Using it in full sunlight wasn’t an issue.  It packs enough punch to handle f22 on a sunny day.  This allows the simulation of darkness.

copyright 2017 db walton
AD200 as the Main Light

Remote Control

I should have read the manual for the remote control X1T-C unit first.  I had some difficulty setting the lights from the remote.  It turns out it is because I was not in Group Mode.  (Gr on the display.)  As a result, changing one light kept changing them all.  In Group Mode you can control each group independently.

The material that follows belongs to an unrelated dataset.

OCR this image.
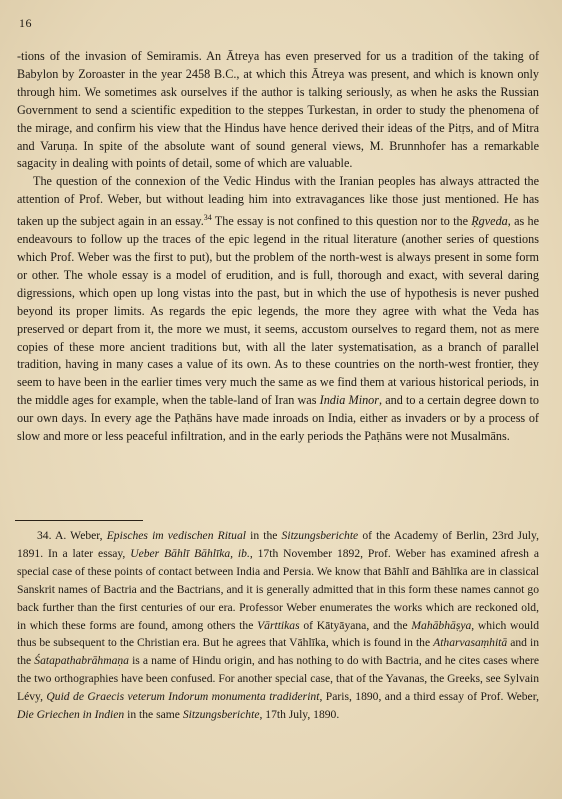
16

-tions of the invasion of Semiramis. An Ātreya has even preserved for us a tradition of the taking of Babylon by Zoroaster in the year 2458 B.C., at which this Ātreya was present, and which is known only through him. We sometimes ask ourselves if the author is talking seriously, as when he asks the Russian Government to send a scientific expedition to the steppes Turkestan, in order to study the phenomena of the mirage, and confirm his view that the Hindus have hence derived their ideas of the Pitṛs, and of Mitra and Varuṇa. In spite of the absolute want of sound general views, M. Brunnhofer has a remarkable sagacity in dealing with points of detail, some of which are valuable.

The question of the connexion of the Vedic Hindus with the Iranian peoples has always attracted the attention of Prof. Weber, but without leading him into extravagances like those just mentioned. He has taken up the subject again in an essay.$^{34}$ The essay is not confined to this question nor to the Ṛgveda, as he endeavours to follow up the traces of the epic legend in the ritual literature (another series of questions which Prof. Weber was the first to put), but the problem of the north-west is always present in some form or other. The whole essay is a model of erudition, and is full, thorough and exact, with several daring digressions, which open up long vistas into the past, but in which the use of hypothesis is never pushed beyond its proper limits. As regards the epic legends, the more they agree with what the Veda has preserved or depart from it, the more we must, it seems, accustom ourselves to regard them, not as mere copies of these more ancient traditions but, with all the later systematisation, as a branch of parallel tradition, having in many cases a value of its own. As to these countries on the north-west frontier, they seem to have been in the earlier times very much the same as we find them at various historical periods, in the middle ages for example, when the table-land of Iran was India Minor, and to a certain degree down to our own days. In every age the Paṭhāns have made inroads on India, either as invaders or by a process of slow and more or less peaceful infiltration, and in the early periods the Paṭhāns were not Musalmāns.

34. A. Weber, Episches im vedischen Ritual in the Sitzungsberichte of the Academy of Berlin, 23rd July, 1891. In a later essay, Ueber Bāhlī Bāhlīka, ib., 17th November 1892, Prof. Weber has examined afresh a special case of these points of contact between India and Persia. We know that Bāhlī and Bāhlīka are in classical Sanskrit names of Bactria and the Bactrians, and it is generally admitted that in this form these names cannot go back further than the first centuries of our era. Professor Weber enumerates the works which are reckoned old, in which these forms are found, among others the Vārttikas of Kātyāyana, and the Mahābhāṣya, which would thus be subsequent to the Christian era. But he agrees that Vāhlīka, which is found in the Atharvasaṃhitā and in the Śatapathabrāhmaṇa is a name of Hindu origin, and has nothing to do with Bactria, and he cites cases where the two orthographies have been confused. For another special case, that of the Yavanas, the Greeks, see Sylvain Lévy, Quid de Graecis veterum Indorum monumenta tradiderint, Paris, 1890, and a third essay of Prof. Weber, Die Griechen in Indien in the same Sitzungsberichte, 17th July, 1890.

Also, if you have more than one remote turned on, make sure they aren’t on the same channel.  Conflicting signals will throw your exposures off.

I highly recommend reading the manuals BEFORE you set out to use the transmitter and lights.


You can get very creative with these in or outside.  Here’s a two-light setup.

copyright 2017 db walton
Red Gels against a Black Ceiling

The one light was powerful enough to light the black ceiling with red from the gel.  As a result, the 2×4 ribs in this outdoor gazebo created a nice sunburst pattern.

Using it as a main light outdoors, without modifiers, can give you some crisp shadows, but as you can see here, it works.  The sun makes a nice fill light.

copyright 2017 db walton
As a Main Light


The AD200 comes with a light stand holder.  I’m not impressed.  It has a screw-in spigot, however the spigot doesn’t resist turning.  It made me nervous that the light would unscrew and fall.

I recommend using the Godox Bowens clamp.  However, you’ll discover it only holds the bare-bulb head, and not the fresnel head.  (The fresnel head is about 1mm too thick to fit the clamp.)


The X1T-C works great on Canon gear, and most Canon flash units work great on my Fujifilm X-E1 and X-T1.  Yet, there is something off about the X1T-C because it doesn’t trigger the flash when on my Fujifilm equipment.  You need to put a hot-shoe spacer that only has 1 contact to get it to work.  The “single pin” mode doesn’t even work on the Fujifilm bodies.

I’m waiting for the X1T-F.  Let’s hope Godox produces it soon.  That said, the TT350F is due out soon.  It will have a 2.4GHz transmitter built-in.  It will be able to be used as a transmitter with the AD200.

The Nice Thing

The nice thing about Godox is they compatibility of their radio units.  You have two choices:  433MHz (old style), or 2.4GHz (new style).  I’ve converted all of my TT850s to 2.4GHz, but I’m holding on to my 433MHz equipment for those cases where I want to shoot two systems and two lighting setups at the same time.